Mercury recently launched Command across its accounts, business and now personal, an AI agent that drives financial work end to end: creating cards, paying bills, summarizing spending. Read Mercury's own copy and the governance question is sitting right in it. One line promises "your finances can now take care of themselves." The next promises "every action Command takes is reviewed and approved by you. You stay in control at every step." Both, at once.
Those two are in tension, and the gap between them is the whole issue. If the pitch is that your finances take care of themselves, the per-action approval quietly becomes the button you click to keep the hand-off moving. "You stay in control at every step" holds only if a human at each step is actually deciding, not rubber-stamping a flow sold as automatic.
And the dashboard is not the only door. Alongside Command, Mercury shipped a command-line interface built for "you and your agents" to perform write actions like payments and chain them into agentic workflows. The careful per-action review lives in the app. The programmatic agent path is a different surface with a different risk profile. Most organizations have a position on neither.
That is the new category of governance exposure. Not the AI your employees discovered and adopted without telling you. AI that arrived inside products you already use, shipped as a feature, switched on through a product update, operating now.
The pattern runs across industries. Harvey arrived inside law firms that enabled it for efficiency. Clinical AI tools document patient encounters at hospitals that turned the feature on because it was already in the product they owned. Payroll, accounting, CRM: AI capabilities ship as updates, presented at login, accepted with a click.
The vendor is doing what vendors do, shipping capability to the customers who contracted for the platform. The person who enables it is doing what principals do, keeping the business moving. Neither act is wrong. Neither produces a governance policy. That is a third thing, and it belongs to neither party's default behavior. It belongs to the organization. Which means if no one in the organization did it, it did not happen.

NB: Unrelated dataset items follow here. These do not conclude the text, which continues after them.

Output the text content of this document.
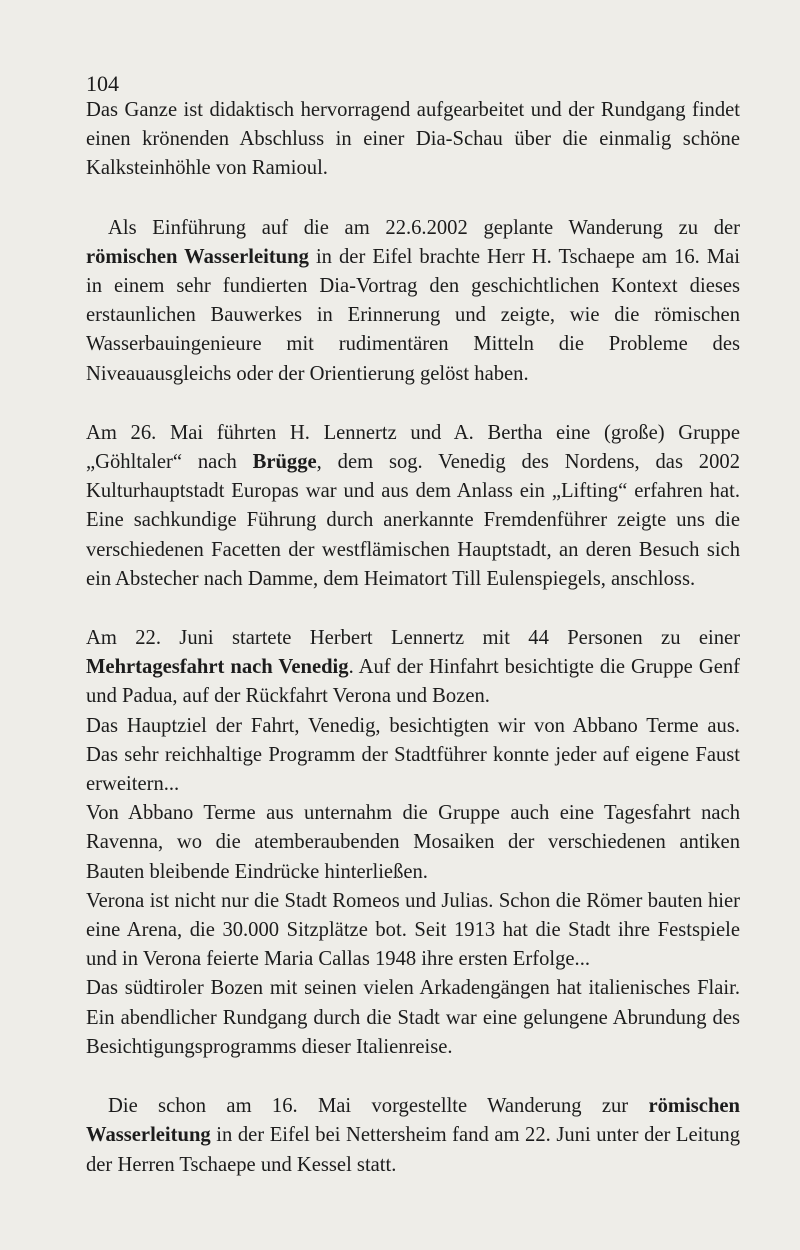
104

Das Ganze ist didaktisch hervorragend aufgearbeitet und der Rundgang findet einen krönenden Abschluss in einer Dia-Schau über die einmalig schöne Kalksteinhöhle von Ramioul.

Als Einführung auf die am 22.6.2002 geplante Wanderung zu der römischen Wasserleitung in der Eifel brachte Herr H. Tschaepe am 16. Mai in einem sehr fundierten Dia-Vortrag den geschichtlichen Kontext dieses erstaunlichen Bauwerkes in Erinnerung und zeigte, wie die römischen Wasserbauingenieure mit rudimentären Mitteln die Probleme des Niveauausgleichs oder der Orientierung gelöst haben.

Am 26. Mai führten H. Lennertz und A. Bertha eine (große) Gruppe „Göhltaler“ nach Brügge, dem sog. Venedig des Nordens, das 2002 Kulturhauptstadt Europas war und aus dem Anlass ein „Lifting“ erfahren hat. Eine sachkundige Führung durch anerkannte Fremdenführer zeigte uns die verschiedenen Facetten der westflämischen Hauptstadt, an deren Besuch sich ein Abstecher nach Damme, dem Heimatort Till Eulenspiegels, anschloss.

Am 22. Juni startete Herbert Lennertz mit 44 Personen zu einer Mehrtagesfahrt nach Venedig. Auf der Hinfahrt besichtigte die Gruppe Genf und Padua, auf der Rückfahrt Verona und Bozen.

Das Hauptziel der Fahrt, Venedig, besichtigten wir von Abbano Terme aus. Das sehr reichhaltige Programm der Stadtführer konnte jeder auf eigene Faust erweitern...

Von Abbano Terme aus unternahm die Gruppe auch eine Tagesfahrt nach Ravenna, wo die atemberaubenden Mosaiken der verschiedenen antiken Bauten bleibende Eindrücke hinterließen.

Verona ist nicht nur die Stadt Romeos und Julias. Schon die Römer bauten hier eine Arena, die 30.000 Sitzplätze bot. Seit 1913 hat die Stadt ihre Festspiele und in Verona feierte Maria Callas 1948 ihre ersten Erfolge...

Das südtiroler Bozen mit seinen vielen Arkadengängen hat italienisches Flair. Ein abendlicher Rundgang durch die Stadt war eine gelungene Abrundung des Besichtigungsprogramms dieser Italienreise.

Die schon am 16. Mai vorgestellte Wanderung zur römischen Wasserleitung in der Eifel bei Nettersheim fand am 22. Juni unter der Leitung der Herren Tschaepe und Kessel statt.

The questions are the ones AI always raises. What data does the agent reach? What can it do on its own, and what still requires a human to decide? Who is accountable when it gets one wrong? What is the escalation path? These are not questions the product is built to answer for you. They are what your governance framework is supposed to answer before you switch the product on. Most organizations do not have one. So the agent's scope, its data access, and its approval logic become the organization's de facto policy on that domain. Not because anyone decided that. Because no one decided anything else.
The inventory question has not changed: where is AI operating inside your organization, and who is the named human answerable for it? Vendor-side agents add a second one the internal ones never did: what did you actually authorize when you clicked yes, and does your organization have a position on it?
Most do not. The click already happened. The policy is already in force. The only question left is whether anyone has read it.